Faust has also been working on expanded support for the BPF may_goto instruction. Currently, the instruction is only usable in inline assembly; Clang's C front-end will never generate it, Song said. Faust called the work needed to let it be generated by C code "pretty trivial", however, so GCC's code generator may make use of it soon.

Marchesi questioned whether the bpf_fastcall instruction was still optional — that is, whether leaving it unimplemented would cause any problems other than sub-optimal performance. Starovoitov said "in theory, yes," but it is "getting less optional over time". That prompted Faust to ask whether there was some order that the assembled BPF developers would prefer may_goto, fixes for BPF atomic memory orderings, bpf_fastcall, preserve_static_offset, and the fixes to BPF tags to be implemented in.

Starovoitov said that type tags were by far the most important, followed by supporting may_goto in inline assembly, followed by bpf_fastcall, and then finally preserve_static_offset. Nobody seemed to disagree with that assessment.

Another potential improvement that Marchesi was looking forward to was the inclusion of additional "must" annotations in the compiler, such as [[musttail]]. That annotation, which was added recently and is seeing increasing use, signals an error if the compiler isn't able to ensure that the last call in a function is a tail-call. Another possible annotation of this type would be a "must inline" annotation, which would be stronger than always_inline since the latter can silently fail to inline a function if it's too large.

John Fastabend asked whether this would permit writing recursion in BPF programs. Starovoitov's laconic answer was "maybe". Fastabend elaborated that the last thing preventing Tetragon from using plain function calls in its BPF programs is the lack of support for recursion; having [[musttail]] support would theoretically let the verifier's existing loop-handling logic handle recursive calls. Starovoitov warned that it wasn't that simple, and that there would likely be additional changes to the verifier needed.
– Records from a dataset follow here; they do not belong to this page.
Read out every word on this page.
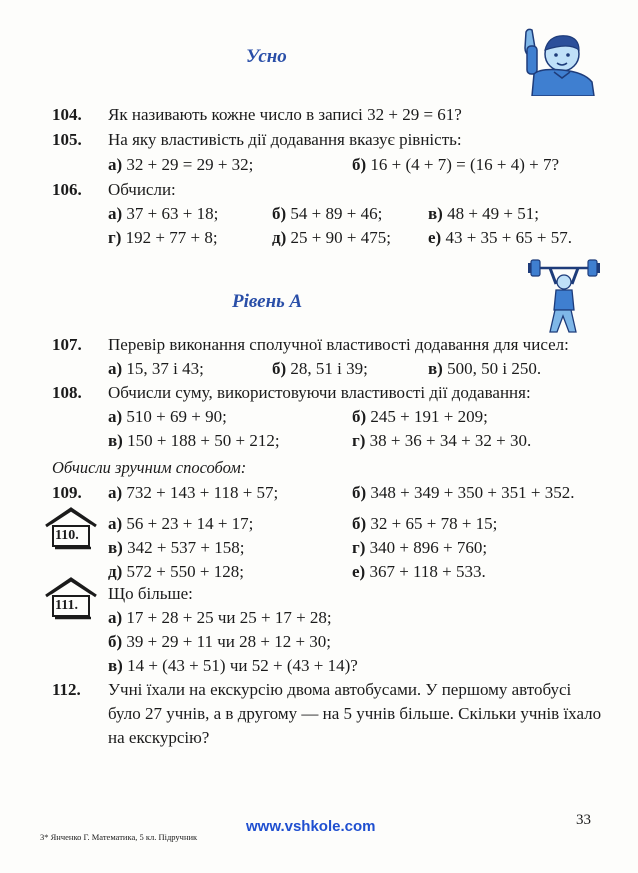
Усно
104. Як називають кожне число в записі 32 + 29 = 61?
105. На яку властивість дії додавання вказує рівність:
а) 32 + 29 = 29 + 32;	б) 16 + (4 + 7) = (16 + 4) + 7?
106. Обчисли:
а) 37 + 63 + 18;	б) 54 + 89 + 46;	в) 48 + 49 + 51;
г) 192 + 77 + 8;	д) 25 + 90 + 475; е) 43 + 35 + 65 + 57.
Рівень А
107. Перевір виконання сполучної властивості додавання для чисел:
а) 15, 37 і 43;	б) 28, 51 і 39;	в) 500, 50 і 250.
108. Обчисли суму, використовуючи властивості дії додавання:
а) 510 + 69 + 90;	б) 245 + 191 + 209;
в) 150 + 188 + 50 + 212;	г) 38 + 36 + 34 + 32 + 30.
Обчисли зручним способом:
109. а) 732 + 143 + 118 + 57;	б) 348 + 349 + 350 + 351 + 352.
110.
а) 56 + 23 + 14 + 17;	б) 32 + 65 + 78 + 15;
в) 342 + 537 + 158;	г) 340 + 896 + 760;
д) 572 + 550 + 128;	е) 367 + 118 + 533.
111.
Що більше:
а) 17 + 28 + 25 чи 25 + 17 + 28;
б) 39 + 29 + 11 чи 28 + 12 + 30;
в) 14 + (43 + 51) чи 52 + (43 + 14)?
112. Учні їхали на екскурсію двома автобусами. У першому автобусі
було 27 учнів, а в другому — на 5 учнів більше. Скільки учнів їхало
на екскурсію?
33
www.vshkole.com
3* Янченко Г. Математика, 5 кл. Підручник
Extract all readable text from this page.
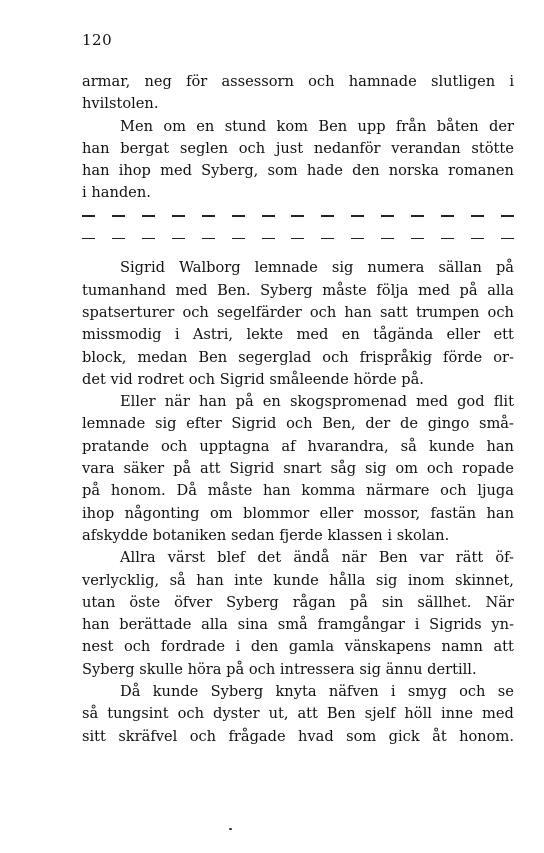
120
armar, neg för assessorn och hamnade slutligen i
hvilstolen.
Men om en stund kom Ben upp från båten der
han bergat seglen och just nedanför verandan stötte
han ihop med Syberg, som hade den norska romanen
i handen.
Sigrid Walborg lemnade sig numera sällan på
tumanhand med Ben. Syberg måste följa med på alla
spatserturer och segelfärder och han satt trumpen och
missmodig i Astri, lekte med en tågända eller ett
block, medan Ben segerglad och frispråkig förde or-
det vid rodret och Sigrid småleende hörde på.
Eller när han på en skogspromenad med god flit
lemnade sig efter Sigrid och Ben, der de gingo små-
pratande och upptagna af hvarandra, så kunde han
vara säker på att Sigrid snart såg sig om och ropade
på honom. Då måste han komma närmare och ljuga
ihop någonting om blommor eller mossor, fastän han
afskydde botaniken sedan fjerde klassen i skolan.
Allra värst blef det ändå när Ben var rätt öf-
verlycklig, så han inte kunde hålla sig inom skinnet,
utan öste öfver Syberg rågan på sin sällhet. När
han berättade alla sina små framgångar i Sigrids yn-
nest och fordrade i den gamla vänskapens namn att
Syberg skulle höra på och intressera sig ännu dertill.
Då kunde Syberg knyta näfven i smyg och se
så tungsint och dyster ut, att Ben sjelf höll inne med
sitt skräfvel och frågade hvad som gick åt honom.
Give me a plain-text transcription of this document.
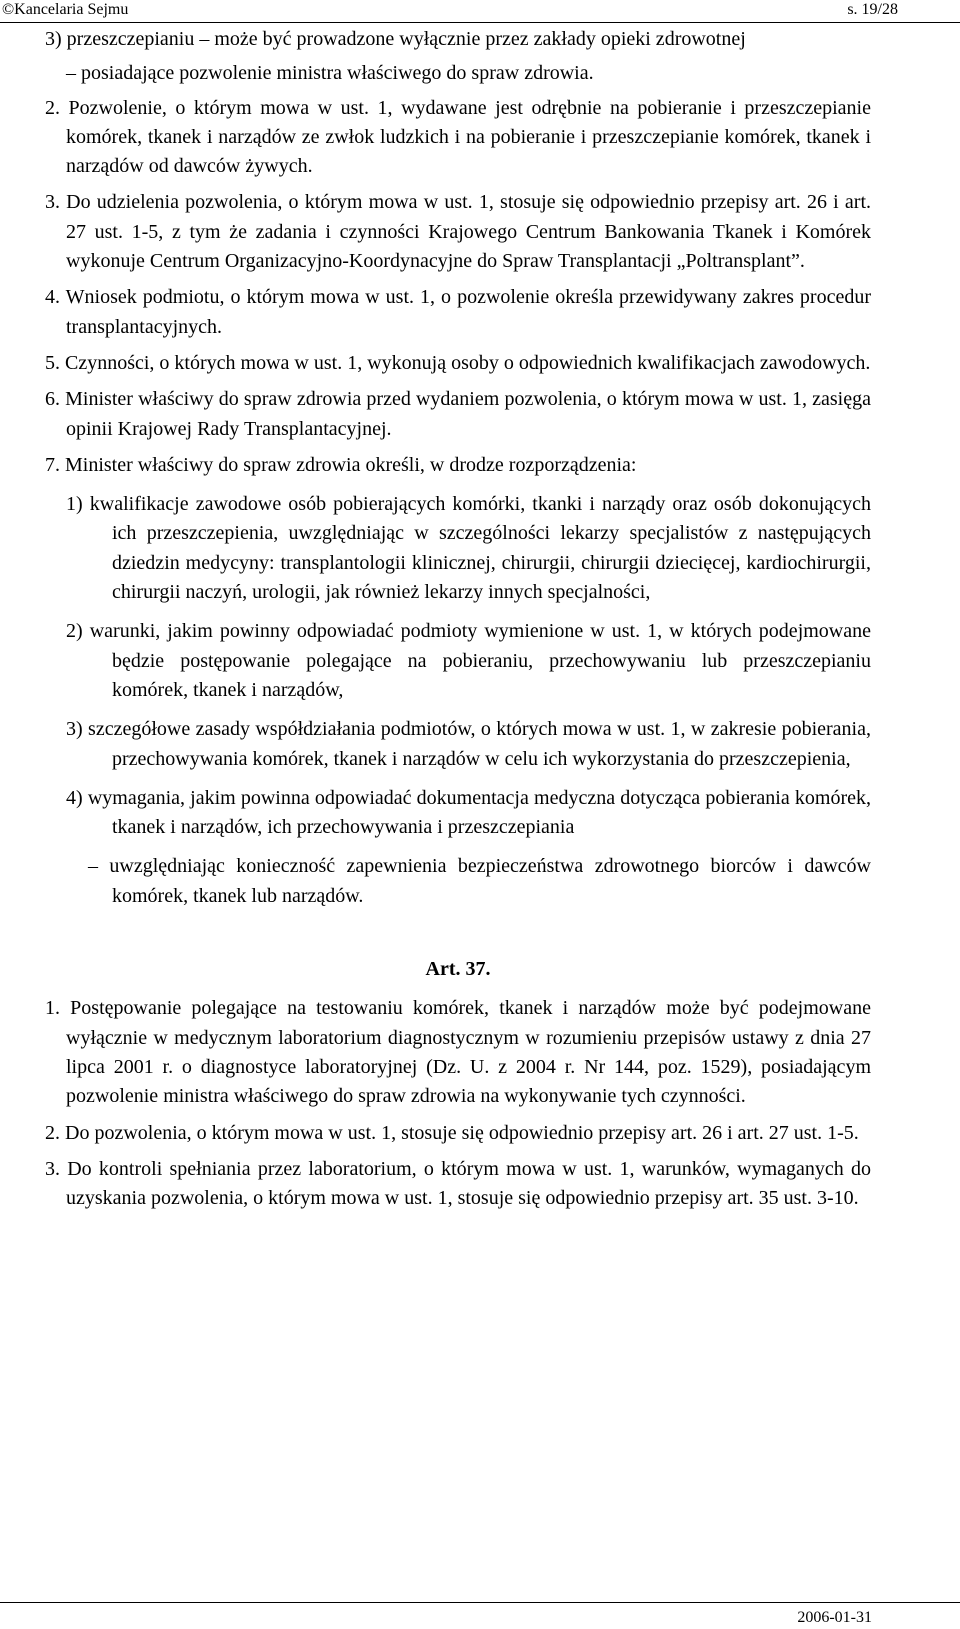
©Kancelaria Sejmu	s. 19/28

3) przeszczepianiu – może być prowadzone wyłącznie przez zakłady opieki zdrowotnej

– posiadające pozwolenie ministra właściwego do spraw zdrowia.

2. Pozwolenie, o którym mowa w ust. 1, wydawane jest odrębnie na pobieranie i przeszczepianie komórek, tkanek i narządów ze zwłok ludzkich i na pobieranie i przeszczepianie komórek, tkanek i narządów od dawców żywych.

3. Do udzielenia pozwolenia, o którym mowa w ust. 1, stosuje się odpowiednio przepisy art. 26 i art. 27 ust. 1-5, z tym że zadania i czynności Krajowego Centrum Bankowania Tkanek i Komórek wykonuje Centrum Organizacyjno-Koordynacyjne do Spraw Transplantacji „Poltransplant”.

4. Wniosek podmiotu, o którym mowa w ust. 1, o pozwolenie określa przewidywany zakres procedur transplantacyjnych.

5. Czynności, o których mowa w ust. 1, wykonują osoby o odpowiednich kwalifikacjach zawodowych.

6. Minister właściwy do spraw zdrowia przed wydaniem pozwolenia, o którym mowa w ust. 1, zasięga opinii Krajowej Rady Transplantacyjnej.

7. Minister właściwy do spraw zdrowia określi, w drodze rozporządzenia:

1) kwalifikacje zawodowe osób pobierających komórki, tkanki i narządy oraz osób dokonujących ich przeszczepienia, uwzględniając w szczególności lekarzy specjalistów z następujących dziedzin medycyny: transplantologii klinicznej, chirurgii, chirurgii dziecięcej, kardiochirurgii, chirurgii naczyń, urologii, jak również lekarzy innych specjalności,

2) warunki, jakim powinny odpowiadać podmioty wymienione w ust. 1, w których podejmowane będzie postępowanie polegające na pobieraniu, przechowywaniu lub przeszczepianiu komórek, tkanek i narządów,

3) szczegółowe zasady współdziałania podmiotów, o których mowa w ust. 1, w zakresie pobierania, przechowywania komórek, tkanek i narządów w celu ich wykorzystania do przeszczepienia,

4) wymagania, jakim powinna odpowiadać dokumentacja medyczna dotycząca pobierania komórek, tkanek i narządów, ich przechowywania i przeszczepiania

– uwzględniając konieczność zapewnienia bezpieczeństwa zdrowotnego biorców i dawców komórek, tkanek lub narządów.

Art. 37.

1. Postępowanie polegające na testowaniu komórek, tkanek i narządów może być podejmowane wyłącznie w medycznym laboratorium diagnostycznym w rozumieniu przepisów ustawy z dnia 27 lipca 2001 r. o diagnostyce laboratoryjnej (Dz. U. z 2004 r. Nr 144, poz. 1529), posiadającym pozwolenie ministra właściwego do spraw zdrowia na wykonywanie tych czynności.

2. Do pozwolenia, o którym mowa w ust. 1, stosuje się odpowiednio przepisy art. 26 i art. 27 ust. 1-5.

3. Do kontroli spełniania przez laboratorium, o którym mowa w ust. 1, warunków, wymaganych do uzyskania pozwolenia, o którym mowa w ust. 1, stosuje się odpowiednio przepisy art. 35 ust. 3-10.

2006-01-31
Runtime BTF and debugging BTF

Near the end of the assigned time, Marchesi brought up the fact that BTF serves something of a dual role. On the one hand, BTF information is supposed to be usable as a debugging format, so ideally it would reflect the source program that the user wrote. On the other hand, BTF is used by the verifier to understand the program, and for CO-RE relocations, for which it should reflect whatever is in the binary form of the program.

As an example, GCC has several optimization passes that can change function signatures. The main one is "interprocedural scalar replacement of aggregates" (ISRA), which among other things removes unused parameters and converts some parameters to be passed by value. If the compiler generates BTF before doing optimization, the BTF will reflect the original signatures of functions, which won't necessarily contain the information the verifier wants. If the compiler generates BTF after doing optimization, users will not be able to use it to understand their programs, because it will no longer correspond to what they wrote.

Right now, GCC and Clang both emit BTF before doing optimizations. This can lead to problems where the verifier will not be able to find the BPF that corresponds to a function that was optimized with ISRA. Everyone present agreed that was a problem, but not everyone was as happy with the suggestion one of the other pahole maintainers put forward: generate both. While it has the benefit of being a relatively simple fix, it's not particularly elegant. Discussion about the benefits and drawbacks continued for some time, before eventually coming to a close to comply with the schedule.